The article has looked at five factors fuelling the conflict in the North West and South West regions in Cameroon, including the dimorphic nature of truth, Wilsonianism, nationalism in Gellner’s Ruritania, ego and global multipolarity. It has also looked at the strategies in play by the two sides (the state security services and the separatists-at-arms) involved in the conflict. The article underscores the pointlessness of the armed conflict citing lessons from the Northern Ireland’s IRA, Basque’s ETA and Colombia’s FARC, where these groups engaged their respective states in bloody conflict only to give up arms decades on, and choosing to resolve their problems through peaceful means.

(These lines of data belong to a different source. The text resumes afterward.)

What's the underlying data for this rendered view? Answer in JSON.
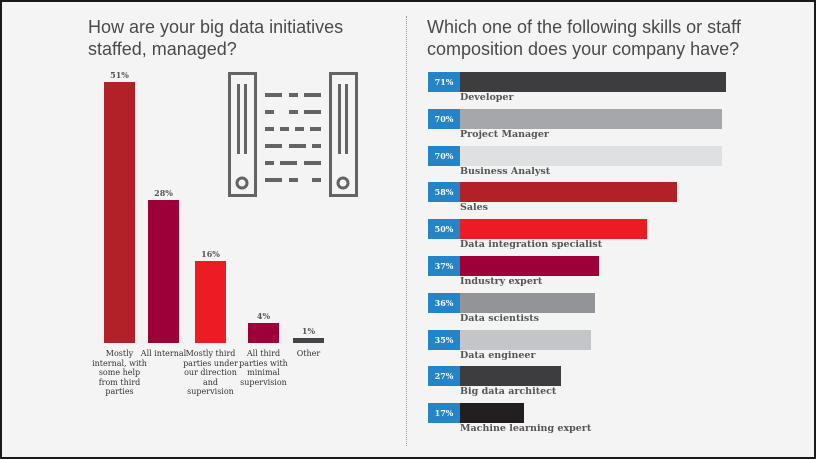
{
  "chart_data": [
    {
      "type": "bar",
      "title": "How are your big data initiatives staffed, managed?",
      "categories": [
        "Mostly internal, with some help from third parties",
        "All internal",
        "Mostly third parties under our direction and supervision",
        "All third parties with minimal supervision",
        "Other"
      ],
      "values": [
        51,
        28,
        16,
        4,
        1
      ],
      "value_labels": [
        "51%",
        "28%",
        "16%",
        "4%",
        "1%"
      ],
      "colors": [
        "#b22028",
        "#9d0039",
        "#ec1c24",
        "#9d0039",
        "#444446"
      ],
      "ylim": [
        0,
        51
      ]
    },
    {
      "type": "bar",
      "orientation": "horizontal",
      "title": "Which one of the following skills or staff composition does your company have?",
      "categories": [
        "Developer",
        "Project Manager",
        "Business Analyst",
        "Sales",
        "Data integration specialist",
        "Industry expert",
        "Data scientists",
        "Data engineer",
        "Big data architect",
        "Machine learning expert"
      ],
      "values": [
        71,
        70,
        70,
        58,
        50,
        37,
        36,
        35,
        27,
        17
      ],
      "value_labels": [
        "71%",
        "70%",
        "70%",
        "58%",
        "50%",
        "37%",
        "36%",
        "35%",
        "27%",
        "17%"
      ],
      "colors": [
        "#3d3d3f",
        "#a6a7ab",
        "#dfe0e2",
        "#b22028",
        "#ec1c24",
        "#9d0039",
        "#939497",
        "#c4c5c8",
        "#3d3d3f",
        "#231f20"
      ],
      "label_color": "#2385c8",
      "xlim": [
        0,
        71
      ]
    }
  ]
}
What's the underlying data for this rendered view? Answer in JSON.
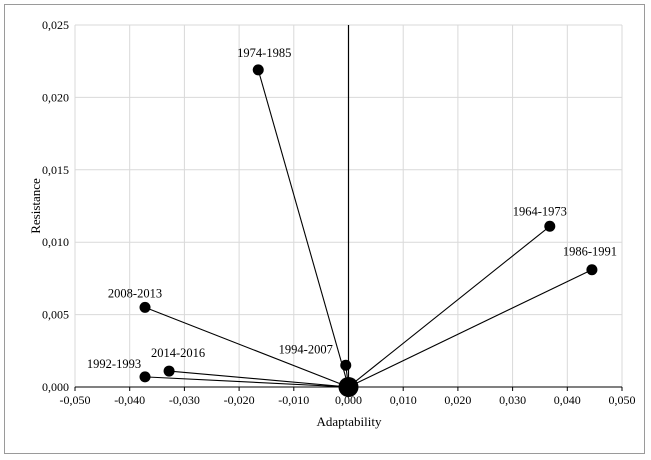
{
  "chart_data": {
    "type": "scatter",
    "xlabel": "Adaptability",
    "ylabel": "Resistance",
    "xlim": [
      -0.05,
      0.05
    ],
    "ylim": [
      0,
      0.025
    ],
    "x_ticks": [
      -0.05,
      -0.04,
      -0.03,
      -0.02,
      -0.01,
      0,
      0.01,
      0.02,
      0.03,
      0.04,
      0.05
    ],
    "y_ticks": [
      0,
      0.005,
      0.01,
      0.015,
      0.02,
      0.025
    ],
    "x_tick_labels": [
      "-0,050",
      "-0,040",
      "-0,030",
      "-0,020",
      "-0,010",
      "0,000",
      "0,010",
      "0,020",
      "0,030",
      "0,040",
      "0,050"
    ],
    "y_tick_labels": [
      "0,000",
      "0,005",
      "0,010",
      "0,015",
      "0,020",
      "0,025"
    ],
    "grid": true,
    "origin": {
      "x": 0,
      "y": 0
    },
    "points": [
      {
        "label": "1974-1985",
        "x": -0.0165,
        "y": 0.0219
      },
      {
        "label": "1964-1973",
        "x": 0.0368,
        "y": 0.0111
      },
      {
        "label": "1986-1991",
        "x": 0.0445,
        "y": 0.0081
      },
      {
        "label": "2008-2013",
        "x": -0.0372,
        "y": 0.0055
      },
      {
        "label": "1994-2007",
        "x": -0.0005,
        "y": 0.0015
      },
      {
        "label": "2014-2016",
        "x": -0.0328,
        "y": 0.0011
      },
      {
        "label": "1992-1993",
        "x": -0.0372,
        "y": 0.0007
      }
    ],
    "colors": {
      "marker": "#000000",
      "line": "#000000",
      "grid": "#d9d9d9",
      "axis": "#000000"
    }
  }
}
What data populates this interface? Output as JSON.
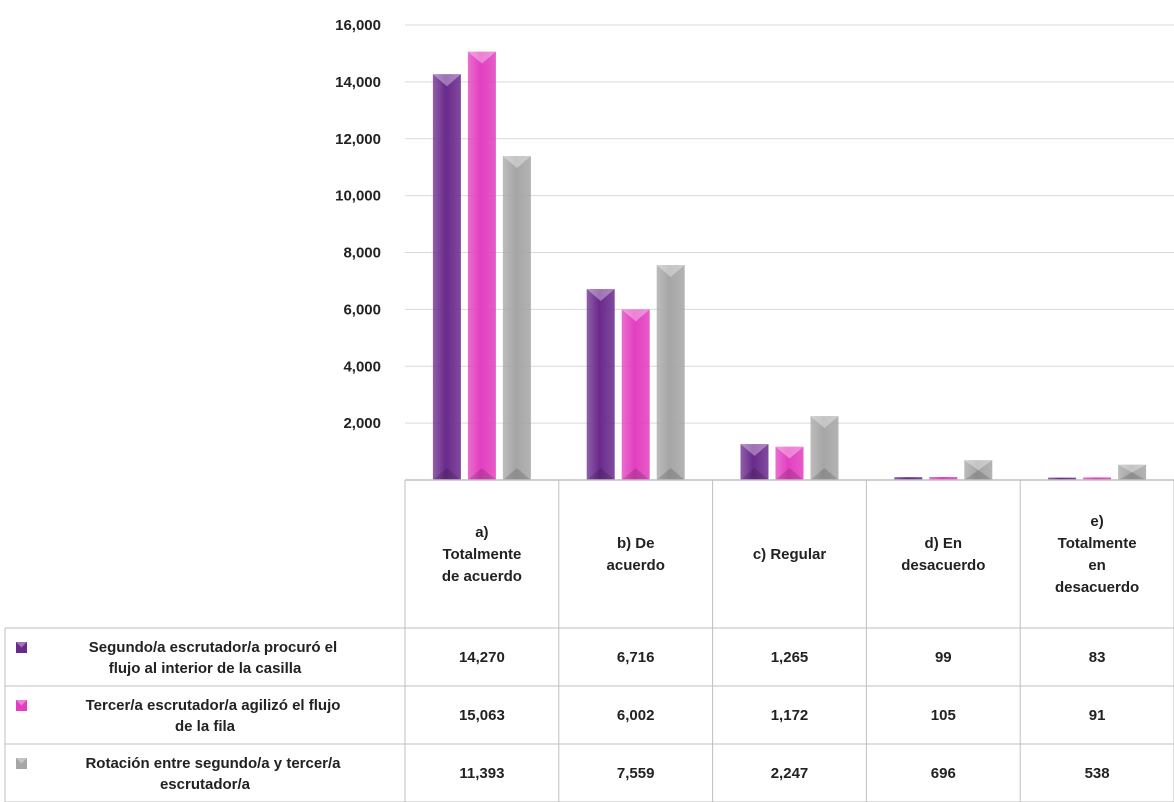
{
  "chart_data": {
    "type": "bar",
    "categories": [
      "a) Totalmente de acuerdo",
      "b) De acuerdo",
      "c) Regular",
      "d) En desacuerdo",
      "e) Totalmente en desacuerdo"
    ],
    "category_lines": [
      [
        "a)",
        "Totalmente",
        "de acuerdo"
      ],
      [
        "b) De",
        "acuerdo"
      ],
      [
        "c) Regular"
      ],
      [
        "d) En",
        "desacuerdo"
      ],
      [
        "e)",
        "Totalmente",
        "en",
        "desacuerdo"
      ]
    ],
    "series": [
      {
        "name": "Segundo/a escrutador/a procuró el flujo al interior de la casilla",
        "name_lines": [
          "Segundo/a escrutador/a procuró el",
          "flujo al interior de la casilla"
        ],
        "color": "#6a2a8c",
        "values": [
          14270,
          6716,
          1265,
          99,
          83
        ],
        "labels": [
          "14,270",
          "6,716",
          "1,265",
          "99",
          "83"
        ]
      },
      {
        "name": "Tercer/a escrutador/a agilizó el flujo de la fila",
        "name_lines": [
          "Tercer/a escrutador/a agilizó el flujo",
          "de la fila"
        ],
        "color": "#e23fc0",
        "values": [
          15063,
          6002,
          1172,
          105,
          91
        ],
        "labels": [
          "15,063",
          "6,002",
          "1,172",
          "105",
          "91"
        ]
      },
      {
        "name": "Rotación entre segundo/a y tercer/a escrutador/a",
        "name_lines": [
          "Rotación entre segundo/a y tercer/a",
          "escrutador/a"
        ],
        "color": "#a6a6a6",
        "values": [
          11393,
          7559,
          2247,
          696,
          538
        ],
        "labels": [
          "11,393",
          "7,559",
          "2,247",
          "696",
          "538"
        ]
      }
    ],
    "y_ticks": [
      2000,
      4000,
      6000,
      8000,
      10000,
      12000,
      14000,
      16000
    ],
    "y_tick_labels": [
      "2,000",
      "4,000",
      "6,000",
      "8,000",
      "10,000",
      "12,000",
      "14,000",
      "16,000"
    ],
    "ylim": [
      0,
      16000
    ],
    "grid": true,
    "legend": "data-table"
  }
}
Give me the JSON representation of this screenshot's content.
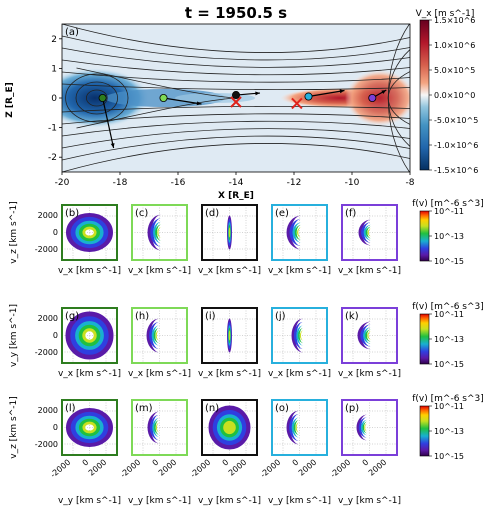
{
  "figure": {
    "title": "t = 1950.5 s"
  },
  "chart_data": [
    {
      "type": "heatmap",
      "panel_label": "(a)",
      "xlabel": "X [R_E]",
      "ylabel": "Z [R_E]",
      "xlim": [
        -20,
        -8
      ],
      "ylim": [
        -2.5,
        2.5
      ],
      "x_ticks": [
        "-20",
        "-18",
        "-16",
        "-14",
        "-12",
        "-10",
        "-8"
      ],
      "x_tick_values": [
        -20,
        -18,
        -16,
        -14,
        -12,
        -10,
        -8
      ],
      "y_ticks": [
        "2",
        "1",
        "0",
        "-1",
        "-2"
      ],
      "y_tick_values": [
        2,
        1,
        0,
        -1,
        -2
      ],
      "colorbar": {
        "label": "V_x [m s^-1]",
        "ticks": [
          "1.5×10^6",
          "1.0×10^6",
          "5.0×10^5",
          "0.0×10^0",
          "-5.0×10^5",
          "-1.0×10^6",
          "-1.5×10^6"
        ],
        "tick_values": [
          1500000.0,
          1000000.0,
          500000.0,
          0,
          -500000.0,
          -1000000.0,
          -1500000.0
        ],
        "range": [
          -1500000.0,
          1500000.0
        ],
        "colormap": "RdBu_r"
      },
      "x_points": [
        {
          "x": -14.0,
          "z": 0.0
        },
        {
          "x": -11.9,
          "z": -0.05
        }
      ],
      "markers": [
        {
          "panel": "b-g-l",
          "x": -18.6,
          "z": 0.0,
          "color": "#2e7d1f"
        },
        {
          "panel": "c-h-m",
          "x": -16.5,
          "z": 0.0,
          "color": "#7ed957"
        },
        {
          "panel": "d-i-n",
          "x": -14.0,
          "z": 0.1,
          "color": "#111111"
        },
        {
          "panel": "e-j-o",
          "x": -11.5,
          "z": 0.05,
          "color": "#27b0dd"
        },
        {
          "panel": "f-k-p",
          "x": -9.3,
          "z": 0.0,
          "color": "#7b3fd9"
        }
      ]
    }
  ],
  "grid": {
    "rows": [
      {
        "ylabel": "v_z [km s^-1]",
        "xlabel": "v_x [km s^-1]",
        "labels": [
          "(b)",
          "(c)",
          "(d)",
          "(e)",
          "(f)"
        ],
        "cbar_label": "f(v) [m^-6 s^3]"
      },
      {
        "ylabel": "v_y [km s^-1]",
        "xlabel": "v_x [km s^-1]",
        "labels": [
          "(g)",
          "(h)",
          "(i)",
          "(j)",
          "(k)"
        ],
        "cbar_label": "f(v) [m^-6 s^3]"
      },
      {
        "ylabel": "v_z [km s^-1]",
        "xlabel": "v_y [km s^-1]",
        "labels": [
          "(l)",
          "(m)",
          "(n)",
          "(o)",
          "(p)"
        ],
        "cbar_label": "f(v) [m^-6 s^3]"
      }
    ],
    "y_ticks": [
      "2000",
      "0",
      "-2000"
    ],
    "x_ticks": [
      "-2000",
      "0",
      "2000"
    ],
    "cbar_ticks": [
      "10^-11",
      "10^-13",
      "10^-15"
    ],
    "column_colors": [
      "#2e7d1f",
      "#7ed957",
      "#111111",
      "#27b0dd",
      "#7b3fd9"
    ]
  }
}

The article urges both sides to work towards peace and cites George Mitchell’s Peace Principles as a model that could be followed in searching a path to peace. There are some who argue the situation is about governance – or the lack of it. If this is so then there is no better way to change things than via the upcoming presidential elections (which the separatists scoff at and have vowed to disrupt). Nevertheless, while the eyes of the country are fixated on the troubles in the Anglophone regions, some political parties are making serious in-roads in preparation for the next all important chance Cameroonians would have to deliver a verdict on the government. With elections ahead there is hope that pressure on the government for a conducive environment may give way to overtures for peace. Such gestures towards peace would, in continuing the analogy from the opening paragraph, see the moon’s gravitational force capture that soon-to-be-lost satellite and keep it in orbit so that it would re-emerge from traversing the moon’s dark-side, back into the light, and be accessible once more to ground-based controllers whose uplink telemetry would, restore control and function with realistic mission orders.